Why Andruw has a strong Hall of Fame case

December 4th, 2021

ATLANTA -- Before assuming ’ Hall of Fame candidacy is doomed by the decline he experienced after turning 30, it’s important to remember how great he was during the first decade of his career.

After Jones had collected a decade's worth of Gold Glove Awards and positioned himself for a realistic shot to join the 500-homer club, it would not have been outlandish to project him to be a first-ballot Hall of Famer.

But the former Braves center fielder’s previous four years on the Hall of Fame ballot have ended in disappointing fashion.
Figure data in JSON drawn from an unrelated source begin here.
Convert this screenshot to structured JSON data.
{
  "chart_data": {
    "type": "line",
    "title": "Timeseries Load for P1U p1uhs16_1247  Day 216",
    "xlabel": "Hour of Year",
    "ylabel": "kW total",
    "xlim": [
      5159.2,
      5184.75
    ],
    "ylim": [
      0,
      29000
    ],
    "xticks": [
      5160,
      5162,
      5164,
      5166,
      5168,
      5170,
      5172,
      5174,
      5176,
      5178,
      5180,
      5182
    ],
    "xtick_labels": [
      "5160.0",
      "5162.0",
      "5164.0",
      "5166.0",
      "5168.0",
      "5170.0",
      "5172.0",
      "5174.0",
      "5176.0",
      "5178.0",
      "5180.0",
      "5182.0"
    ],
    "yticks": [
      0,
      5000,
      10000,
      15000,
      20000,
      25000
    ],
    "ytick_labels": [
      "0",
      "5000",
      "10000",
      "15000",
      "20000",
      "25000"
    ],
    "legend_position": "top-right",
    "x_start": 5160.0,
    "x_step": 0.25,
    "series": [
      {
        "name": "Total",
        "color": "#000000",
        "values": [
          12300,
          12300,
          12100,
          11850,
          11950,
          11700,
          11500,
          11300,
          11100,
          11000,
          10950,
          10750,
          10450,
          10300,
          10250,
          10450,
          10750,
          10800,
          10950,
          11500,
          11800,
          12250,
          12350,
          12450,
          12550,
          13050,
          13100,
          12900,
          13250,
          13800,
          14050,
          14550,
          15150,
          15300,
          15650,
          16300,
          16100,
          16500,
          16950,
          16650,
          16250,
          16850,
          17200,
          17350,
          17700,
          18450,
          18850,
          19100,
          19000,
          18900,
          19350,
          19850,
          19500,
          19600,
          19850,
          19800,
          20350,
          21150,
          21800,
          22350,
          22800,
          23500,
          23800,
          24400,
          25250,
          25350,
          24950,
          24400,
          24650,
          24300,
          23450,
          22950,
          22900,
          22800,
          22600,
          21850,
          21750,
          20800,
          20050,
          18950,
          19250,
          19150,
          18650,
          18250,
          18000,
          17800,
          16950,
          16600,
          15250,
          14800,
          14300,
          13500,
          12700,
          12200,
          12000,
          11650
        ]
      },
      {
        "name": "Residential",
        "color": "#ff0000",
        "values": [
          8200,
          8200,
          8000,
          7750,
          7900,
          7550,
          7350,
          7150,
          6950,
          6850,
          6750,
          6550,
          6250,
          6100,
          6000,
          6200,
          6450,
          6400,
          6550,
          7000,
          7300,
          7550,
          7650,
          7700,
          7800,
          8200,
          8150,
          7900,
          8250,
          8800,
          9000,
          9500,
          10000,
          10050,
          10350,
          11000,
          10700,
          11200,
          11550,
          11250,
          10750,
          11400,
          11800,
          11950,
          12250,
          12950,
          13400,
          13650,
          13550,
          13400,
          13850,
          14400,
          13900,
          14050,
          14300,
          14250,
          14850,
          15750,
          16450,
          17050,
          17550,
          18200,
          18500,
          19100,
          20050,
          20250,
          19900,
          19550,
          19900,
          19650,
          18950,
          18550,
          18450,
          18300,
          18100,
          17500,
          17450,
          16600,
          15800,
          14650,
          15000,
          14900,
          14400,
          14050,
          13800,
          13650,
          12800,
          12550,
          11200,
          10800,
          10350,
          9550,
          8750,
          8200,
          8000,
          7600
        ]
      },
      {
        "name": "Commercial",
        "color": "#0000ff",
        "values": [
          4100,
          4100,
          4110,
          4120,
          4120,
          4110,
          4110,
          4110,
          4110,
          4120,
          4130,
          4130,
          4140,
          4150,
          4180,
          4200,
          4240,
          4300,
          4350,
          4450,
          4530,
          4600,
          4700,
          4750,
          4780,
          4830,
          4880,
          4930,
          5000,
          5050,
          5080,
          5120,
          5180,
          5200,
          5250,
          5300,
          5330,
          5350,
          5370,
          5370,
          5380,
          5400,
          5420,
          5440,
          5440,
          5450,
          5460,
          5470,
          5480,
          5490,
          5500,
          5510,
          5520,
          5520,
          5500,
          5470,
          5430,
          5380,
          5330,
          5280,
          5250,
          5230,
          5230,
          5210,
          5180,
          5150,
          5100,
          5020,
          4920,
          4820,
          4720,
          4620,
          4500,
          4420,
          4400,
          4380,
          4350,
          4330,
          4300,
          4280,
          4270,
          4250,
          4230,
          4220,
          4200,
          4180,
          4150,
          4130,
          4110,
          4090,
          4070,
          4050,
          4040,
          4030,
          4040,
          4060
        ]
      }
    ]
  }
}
He received just 7.3% and 7.5% of the votes in his first two years and then jumped to 19.4% in 2019. The most encouraging leap occurred last year, when he received 33.9% of the votes.

That number is far from the 75% required to be elected. But with six more years of eligibility, Jones is trending in the right direction, like 2020 electee Larry Walker did during his final years of eligibility.

Jones batted .254, tallied 434 home runs and constructed an .823 OPS over a 17-year career that included 10 Gold Gloves, five All-Star appearances and the National League Hank Aaron Award he captured in 2005 when he finished second to Albert Pujols in balloting for the NL Most Valuable Player Award.

But Jones was the author of an uneven career that started with a bang and ended with a thud. He produced MLB's third-best WAR from 1998-2007. The two players who ranked ahead of him within this span were Barry Bonds and Alex Rodriguez. The man ranked immediately behind him was his longtime Braves teammate Chipper Jones, who received a first-ballot HOF induction in 2018.

Andruw Jones' resume is highlighted by the 10 consecutive Gold Gloves he captured from 1998-2007. Hall of Famers Willie Mays, Roberto Clemente, Al Kaline and Ken Griffey Jr. stand with Ichiro Suzuki as the only other outfielders to win as many.

Jones led all Major Leaguers with a 26.6 defensive bWAR during his 11 full seasons (1997-2007) with the Braves. Ivan Rodriguez ranked second with 16.5. The 60.9 total bWAR Jones produced during this 11-season span ranked third in the Majors, behind A-Rod (85.7) and Bonds (79.2). Chipper Jones ranked fourth at 60.9.

When Andruw Jones won his 10th Gold Glove Award at 30 years old, there was certainly reason to wonder if he would surpass the career record (12) shared by Clemente and Mays. But as his legs and athletic frame deteriorated, he made just 68 more starts as a center fielder and a total of 241 more starts as an outfielder over the five seasons that followed.

Through his age-29 season in 2006, Jones had tallied 342 home runs. The slightly above average 116 OPS+ he constructed within this span wasn't necessarily HOF-worthy, but it was certainly much more impressive than the 92 OPS+ he compiled as he batted .214 and totaled just 92 home runs over the final six seasons of his career (2007-12).

Jones' offensive decline blemished the greatness he produced at the start of his career. Still, he will forever be considered one of the game's greatest defensive outfielders, and his standing within this category might have been further appreciated had Statcast been around in time to provide a clearer understanding of how Jones compared to Mays and the game's other all-time great center fielders.

Voters provided Ozzie Smith a first-ballot induction in 2002 based solely on the defensive greatness he displayed over a 19-season career, within which he became widely recognized as the best shortstop in Major League history.

As Jones spent a decade proving to be elite at one of the game's most demanding positions, he earned the privilege of being included in any argument about the best center fielder in baseball history.

But with his rapid decline, Jones put himself in this position, where his Hall of Fame candidacy creates strong debate on an annual basis.